I never said that there was. Still, the way the owners are whining, I wouldn’t feel right if I didn’t ask Speck for the gun.
He doesn’t get it.
“The gun you put to Daniel Snyder’s head to make him sign Haynesworth,” I said.
“Oh,” he says, almost laughing. (These things with Haynesworth are kind of sensitive). “I can’t show you that.”
He can’t show me the gun because it doesn’t exist. Daniel Snyder was dying for this deal. And the question is, why does Albert Haynesworth — or any other NFL player, for that matter — have to save Daniel Snyder from himself? That’s what this lockout is about. That’s the smoking gun: businessmen who want to be insulated from the consequences of being businessmen.
“The biggest problem that’s not talked about,” says Speck, “is revenue-sharing among the owners. They can’t agree how much money they should split among themselves . . . but the one thing that all 32 teams can agree on is that the players should take less.”
Yes, they whack up all the national TV money in a socialistic way. But big-market teams (like Washington or Dallas) have local revenues (stadium-related and local TV come first to mind) that the small-market teams (Tennessee, Green Bay) do not.

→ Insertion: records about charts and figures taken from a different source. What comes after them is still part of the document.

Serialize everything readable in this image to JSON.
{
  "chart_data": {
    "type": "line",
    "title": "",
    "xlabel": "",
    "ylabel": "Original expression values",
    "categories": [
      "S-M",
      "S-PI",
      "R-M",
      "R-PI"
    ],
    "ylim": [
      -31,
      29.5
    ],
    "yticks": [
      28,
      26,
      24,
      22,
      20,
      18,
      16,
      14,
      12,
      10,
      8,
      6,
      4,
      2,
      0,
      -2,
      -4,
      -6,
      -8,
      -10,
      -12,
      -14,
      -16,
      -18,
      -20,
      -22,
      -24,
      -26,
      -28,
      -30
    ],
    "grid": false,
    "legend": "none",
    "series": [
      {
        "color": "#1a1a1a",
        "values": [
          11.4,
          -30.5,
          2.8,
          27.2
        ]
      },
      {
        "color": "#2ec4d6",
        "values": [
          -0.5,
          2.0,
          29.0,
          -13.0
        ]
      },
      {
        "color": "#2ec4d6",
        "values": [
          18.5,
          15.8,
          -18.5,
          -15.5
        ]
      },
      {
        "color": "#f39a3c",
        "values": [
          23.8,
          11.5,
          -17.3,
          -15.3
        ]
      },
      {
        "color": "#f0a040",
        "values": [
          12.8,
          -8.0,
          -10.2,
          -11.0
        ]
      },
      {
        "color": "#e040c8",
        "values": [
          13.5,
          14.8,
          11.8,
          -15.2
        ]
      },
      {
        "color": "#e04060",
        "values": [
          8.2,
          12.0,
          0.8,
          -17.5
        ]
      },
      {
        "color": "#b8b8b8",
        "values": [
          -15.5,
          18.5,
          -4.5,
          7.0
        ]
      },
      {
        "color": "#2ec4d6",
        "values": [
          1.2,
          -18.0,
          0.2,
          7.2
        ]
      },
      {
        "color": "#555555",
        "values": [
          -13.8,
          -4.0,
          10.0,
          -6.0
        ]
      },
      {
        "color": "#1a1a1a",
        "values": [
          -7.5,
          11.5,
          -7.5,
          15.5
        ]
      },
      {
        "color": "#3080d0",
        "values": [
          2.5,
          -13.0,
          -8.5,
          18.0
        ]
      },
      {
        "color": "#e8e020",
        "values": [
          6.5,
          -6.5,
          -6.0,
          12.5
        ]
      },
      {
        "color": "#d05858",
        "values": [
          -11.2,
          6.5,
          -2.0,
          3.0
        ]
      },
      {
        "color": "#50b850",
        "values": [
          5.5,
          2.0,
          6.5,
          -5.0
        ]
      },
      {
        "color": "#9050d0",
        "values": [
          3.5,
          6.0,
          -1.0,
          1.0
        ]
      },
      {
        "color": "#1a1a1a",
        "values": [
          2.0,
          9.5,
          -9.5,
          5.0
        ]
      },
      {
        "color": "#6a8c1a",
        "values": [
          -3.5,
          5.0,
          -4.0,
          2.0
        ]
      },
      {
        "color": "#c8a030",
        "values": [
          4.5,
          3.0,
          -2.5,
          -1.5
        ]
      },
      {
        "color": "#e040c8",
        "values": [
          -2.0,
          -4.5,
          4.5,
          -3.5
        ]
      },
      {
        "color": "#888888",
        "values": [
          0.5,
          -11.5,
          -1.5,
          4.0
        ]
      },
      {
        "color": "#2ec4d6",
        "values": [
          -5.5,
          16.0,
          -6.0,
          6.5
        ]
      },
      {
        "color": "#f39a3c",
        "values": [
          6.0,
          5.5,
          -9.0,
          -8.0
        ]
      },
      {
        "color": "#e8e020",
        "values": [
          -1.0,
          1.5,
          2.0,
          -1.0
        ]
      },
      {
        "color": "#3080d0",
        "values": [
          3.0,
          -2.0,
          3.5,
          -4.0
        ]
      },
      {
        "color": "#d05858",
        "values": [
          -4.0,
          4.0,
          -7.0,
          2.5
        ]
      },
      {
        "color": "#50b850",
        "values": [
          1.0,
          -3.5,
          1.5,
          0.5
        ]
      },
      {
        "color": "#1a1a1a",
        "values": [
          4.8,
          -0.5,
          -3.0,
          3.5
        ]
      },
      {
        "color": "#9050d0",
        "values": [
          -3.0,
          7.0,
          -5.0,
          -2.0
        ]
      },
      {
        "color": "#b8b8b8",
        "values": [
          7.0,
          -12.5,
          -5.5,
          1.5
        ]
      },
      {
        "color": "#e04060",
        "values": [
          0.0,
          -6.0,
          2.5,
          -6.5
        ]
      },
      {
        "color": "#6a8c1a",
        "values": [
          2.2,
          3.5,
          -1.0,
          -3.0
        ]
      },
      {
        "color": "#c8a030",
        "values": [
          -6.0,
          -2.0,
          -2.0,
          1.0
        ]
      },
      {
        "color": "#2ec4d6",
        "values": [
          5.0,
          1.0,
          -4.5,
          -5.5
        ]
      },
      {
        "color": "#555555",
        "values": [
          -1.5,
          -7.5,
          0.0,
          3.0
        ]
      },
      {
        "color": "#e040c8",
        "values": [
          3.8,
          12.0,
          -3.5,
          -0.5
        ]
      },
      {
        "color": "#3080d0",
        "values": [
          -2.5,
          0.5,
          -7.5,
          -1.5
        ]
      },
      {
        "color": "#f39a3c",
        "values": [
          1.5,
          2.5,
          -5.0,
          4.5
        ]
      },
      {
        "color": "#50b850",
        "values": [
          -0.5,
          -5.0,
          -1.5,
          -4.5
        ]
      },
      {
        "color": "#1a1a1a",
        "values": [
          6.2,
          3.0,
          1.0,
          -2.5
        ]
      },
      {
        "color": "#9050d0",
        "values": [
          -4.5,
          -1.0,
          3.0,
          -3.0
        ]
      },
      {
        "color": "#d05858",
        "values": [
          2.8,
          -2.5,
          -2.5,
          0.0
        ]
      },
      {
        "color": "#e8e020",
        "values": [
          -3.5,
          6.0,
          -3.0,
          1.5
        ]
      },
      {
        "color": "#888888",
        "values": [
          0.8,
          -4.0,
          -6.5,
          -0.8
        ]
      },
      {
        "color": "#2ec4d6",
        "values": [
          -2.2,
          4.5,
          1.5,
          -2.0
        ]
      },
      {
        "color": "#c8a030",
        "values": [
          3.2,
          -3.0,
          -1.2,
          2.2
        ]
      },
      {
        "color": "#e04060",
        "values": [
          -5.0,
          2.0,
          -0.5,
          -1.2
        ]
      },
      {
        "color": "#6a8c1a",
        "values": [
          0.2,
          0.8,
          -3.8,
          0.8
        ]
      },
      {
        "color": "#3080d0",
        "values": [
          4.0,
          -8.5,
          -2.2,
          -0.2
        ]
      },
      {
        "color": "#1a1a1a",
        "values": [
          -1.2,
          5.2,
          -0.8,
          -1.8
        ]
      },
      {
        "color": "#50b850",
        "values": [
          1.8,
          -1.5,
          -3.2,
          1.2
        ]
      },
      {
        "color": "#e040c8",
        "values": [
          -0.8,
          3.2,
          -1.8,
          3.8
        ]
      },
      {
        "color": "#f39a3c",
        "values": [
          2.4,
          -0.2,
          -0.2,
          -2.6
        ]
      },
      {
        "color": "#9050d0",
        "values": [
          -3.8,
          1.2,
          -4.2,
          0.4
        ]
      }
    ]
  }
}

In football, small-market teams can still compete. Green Bay is obviously managed better than Dallas or Washington. Still, owners will ask players to give back before they ask each other to compromise. In other words, it’s easier to blame Albert Haynesworth and his agent.
By the way, the NFL’s whole intramural conflict, and how it plays out in relation to the salary cap, was explained almost three years ago in Mark Cuban’s blog.
The writings of the Dallas Mavericks owner, best known for spewing at refs, may not constitute a smoking gun. But it's a damn smart piece. So enlightening, in fact, I think it's safe to say that Mark Cuban will never be admitted into Roger Goodell's club.